The words echoed slowly through my mind amidst the thumping of the rubber ball on my ceiling and my ever-present country music. Tanya Tucker was singing about how silence is king, and I had to admit that she’s right.
Willow and I hadn’t spoken in two weeks. The Ascension had come and gone, and so had Cordelia and Angel. I missed Cordelia more than I thought. I even called her the night before she left and made peace with her. It’s good that she left when we were friends. But Willow. . . It felt like Willow and I would never be friends again. She was so wrapped up in Oz. She thought I didn’t know. But I did. I could see the difference. She should have told me; I shouldn’t have had to rely on intuition. But we couldn’t even talk to each other anymore.
The lyrics wove in and out of my mind as I thought about our first conversation since before the Ascension. She’d told me she missed me. And I told her there was a solution to that. She didn’t want to hear it. But I told her anyway.
“The only way we can be friends again is if you and Oz break up. Since that isn’t likely to happen, I’ll be saying good-bye now.”
She’d screamed at me, hurled the damned ball at my head even. She’d cried and yelled and even swore at me. Told me *I* was the asshole for expecting her to give up someone she loved just because I finally woke up. Well, I’m sorry. I’m not the most observant guy in the world. I proved that time and time again. Am I supposed to rewind time so that I could figure it out before Oz and Cordelia entered the picture?

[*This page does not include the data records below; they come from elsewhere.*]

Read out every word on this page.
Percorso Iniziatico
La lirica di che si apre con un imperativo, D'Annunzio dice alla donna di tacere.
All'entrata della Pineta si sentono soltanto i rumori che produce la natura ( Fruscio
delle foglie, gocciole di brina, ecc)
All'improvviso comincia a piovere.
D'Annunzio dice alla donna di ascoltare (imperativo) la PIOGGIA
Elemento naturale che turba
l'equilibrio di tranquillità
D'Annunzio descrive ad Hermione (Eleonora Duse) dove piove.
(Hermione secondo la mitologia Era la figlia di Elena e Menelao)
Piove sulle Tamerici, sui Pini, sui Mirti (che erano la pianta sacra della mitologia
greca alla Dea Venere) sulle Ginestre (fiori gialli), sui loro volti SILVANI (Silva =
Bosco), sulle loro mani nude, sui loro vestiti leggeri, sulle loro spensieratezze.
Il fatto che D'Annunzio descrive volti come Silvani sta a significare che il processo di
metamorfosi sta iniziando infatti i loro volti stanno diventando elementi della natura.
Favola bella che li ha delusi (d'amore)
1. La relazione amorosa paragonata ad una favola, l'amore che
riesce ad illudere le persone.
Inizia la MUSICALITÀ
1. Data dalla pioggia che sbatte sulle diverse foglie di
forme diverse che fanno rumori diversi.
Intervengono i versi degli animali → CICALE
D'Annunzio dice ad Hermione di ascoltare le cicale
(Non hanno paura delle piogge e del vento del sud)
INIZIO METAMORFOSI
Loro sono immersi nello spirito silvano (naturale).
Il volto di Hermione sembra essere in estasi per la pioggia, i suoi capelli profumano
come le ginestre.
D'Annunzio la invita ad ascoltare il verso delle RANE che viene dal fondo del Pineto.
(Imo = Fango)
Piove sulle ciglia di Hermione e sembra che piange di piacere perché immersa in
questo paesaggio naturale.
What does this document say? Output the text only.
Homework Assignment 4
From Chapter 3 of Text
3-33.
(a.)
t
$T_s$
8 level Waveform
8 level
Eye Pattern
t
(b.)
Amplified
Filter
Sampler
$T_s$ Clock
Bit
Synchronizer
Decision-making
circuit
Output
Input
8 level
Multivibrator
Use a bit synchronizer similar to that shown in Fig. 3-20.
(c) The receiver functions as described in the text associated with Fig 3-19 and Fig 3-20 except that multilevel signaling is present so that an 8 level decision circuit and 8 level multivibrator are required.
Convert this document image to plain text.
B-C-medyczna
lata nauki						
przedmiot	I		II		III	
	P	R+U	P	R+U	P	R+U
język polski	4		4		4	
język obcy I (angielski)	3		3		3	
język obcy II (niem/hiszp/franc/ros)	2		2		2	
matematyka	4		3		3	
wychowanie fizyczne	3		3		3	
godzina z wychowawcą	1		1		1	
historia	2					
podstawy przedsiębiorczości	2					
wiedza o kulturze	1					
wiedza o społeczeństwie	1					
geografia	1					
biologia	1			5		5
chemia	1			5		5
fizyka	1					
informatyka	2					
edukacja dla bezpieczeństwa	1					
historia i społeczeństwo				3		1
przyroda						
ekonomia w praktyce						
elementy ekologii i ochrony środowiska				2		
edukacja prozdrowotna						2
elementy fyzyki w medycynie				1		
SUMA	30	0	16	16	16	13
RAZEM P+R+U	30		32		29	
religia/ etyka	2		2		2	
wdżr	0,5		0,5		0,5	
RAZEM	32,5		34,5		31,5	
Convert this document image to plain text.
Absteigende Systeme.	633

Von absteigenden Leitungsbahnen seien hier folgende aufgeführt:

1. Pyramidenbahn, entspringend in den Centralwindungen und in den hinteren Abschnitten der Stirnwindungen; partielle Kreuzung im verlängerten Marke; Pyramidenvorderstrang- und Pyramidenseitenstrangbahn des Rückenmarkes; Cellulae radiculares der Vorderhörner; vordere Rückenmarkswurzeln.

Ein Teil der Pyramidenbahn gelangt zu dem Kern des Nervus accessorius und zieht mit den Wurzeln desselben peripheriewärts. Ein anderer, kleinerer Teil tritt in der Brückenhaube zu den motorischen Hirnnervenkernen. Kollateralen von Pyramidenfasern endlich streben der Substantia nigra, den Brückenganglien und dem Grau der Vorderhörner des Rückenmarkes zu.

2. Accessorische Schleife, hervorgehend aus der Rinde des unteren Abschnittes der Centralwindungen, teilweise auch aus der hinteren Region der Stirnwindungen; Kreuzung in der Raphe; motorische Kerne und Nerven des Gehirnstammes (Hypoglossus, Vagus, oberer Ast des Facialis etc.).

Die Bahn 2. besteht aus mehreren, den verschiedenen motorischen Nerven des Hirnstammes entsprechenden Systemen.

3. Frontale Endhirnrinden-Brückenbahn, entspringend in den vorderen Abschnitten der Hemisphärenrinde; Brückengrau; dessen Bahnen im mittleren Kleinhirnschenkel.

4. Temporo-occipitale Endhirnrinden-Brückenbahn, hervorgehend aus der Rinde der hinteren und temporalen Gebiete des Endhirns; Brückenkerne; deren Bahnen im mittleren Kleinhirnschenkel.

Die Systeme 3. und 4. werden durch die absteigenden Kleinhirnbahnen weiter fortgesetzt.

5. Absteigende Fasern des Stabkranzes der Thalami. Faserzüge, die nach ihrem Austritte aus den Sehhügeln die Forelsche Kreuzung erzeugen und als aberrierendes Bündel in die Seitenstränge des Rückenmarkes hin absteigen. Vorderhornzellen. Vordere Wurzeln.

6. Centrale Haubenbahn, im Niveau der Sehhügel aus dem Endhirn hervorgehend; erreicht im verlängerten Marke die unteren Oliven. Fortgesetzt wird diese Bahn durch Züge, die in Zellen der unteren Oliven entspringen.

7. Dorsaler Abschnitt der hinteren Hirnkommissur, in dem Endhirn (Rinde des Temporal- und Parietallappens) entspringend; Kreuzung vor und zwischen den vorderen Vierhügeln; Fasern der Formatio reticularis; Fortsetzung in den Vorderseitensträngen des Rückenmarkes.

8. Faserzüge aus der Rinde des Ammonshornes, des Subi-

If things worked that way, then we’d all live happily ever after. But they don’t. I finally realized how I felt, it was just a little late. I’m not known for my timing. So I screwed up, yet again. How many times in my life am I going to be punished for the same thing?
Tanya’s husky voice had faded away by then and a new song had already started. Clint Black, I thought. It worried me to know that I could recognize a country song just by listening to a few notes.
I groaned and threw the ball harder. Why is it that every single time something bad happens, it’s like there’s a soundtrack to my life that corresponds perfectly with what I’m feeling? Sometimes it feels like I’m part of some angsty teen TV show with a carefully selected soundtrack. Moment of torture, matched ballad. Moment of success and accomplishment accompanied by a victorious theme song. “Half the Man.” One of my old favorites of Clint’s, until he started singing it for me. No kidding, she’s half the man I am. I couldn’t be anything that I’ve become if it wasn’t for her love and support.
Throwing the ball around was getting old, so I got up and paced. My radio seemed to keep pace with me, and Clint just kept on twisting the knife.
My pacing slowed as I listened to the lyrics; actually listened to what it was they were trying to tell me. “He’s right,” I acknowledged. A slow burning started in my heart and a fierce determination rose up within me. “I’ve never been a quitter. I have to get her back,” I vowed. “She’s a part of me, and I’m a part of her. No matter how much she loves Oz, she knows that we’re already destined to be together.”
I looked at myself in the mirror and realized I needed to clean up a little bit. After about ten minutes of changing and taking care of the basic hygiene, I was running out the door. Will had promised to watch her next-door neighbor’s kids for the afternoon, so I headed in the direction of her house. “I have to talk to her,” I whispered to myself. “We have to figure out, once and for all, what’s going on with us.”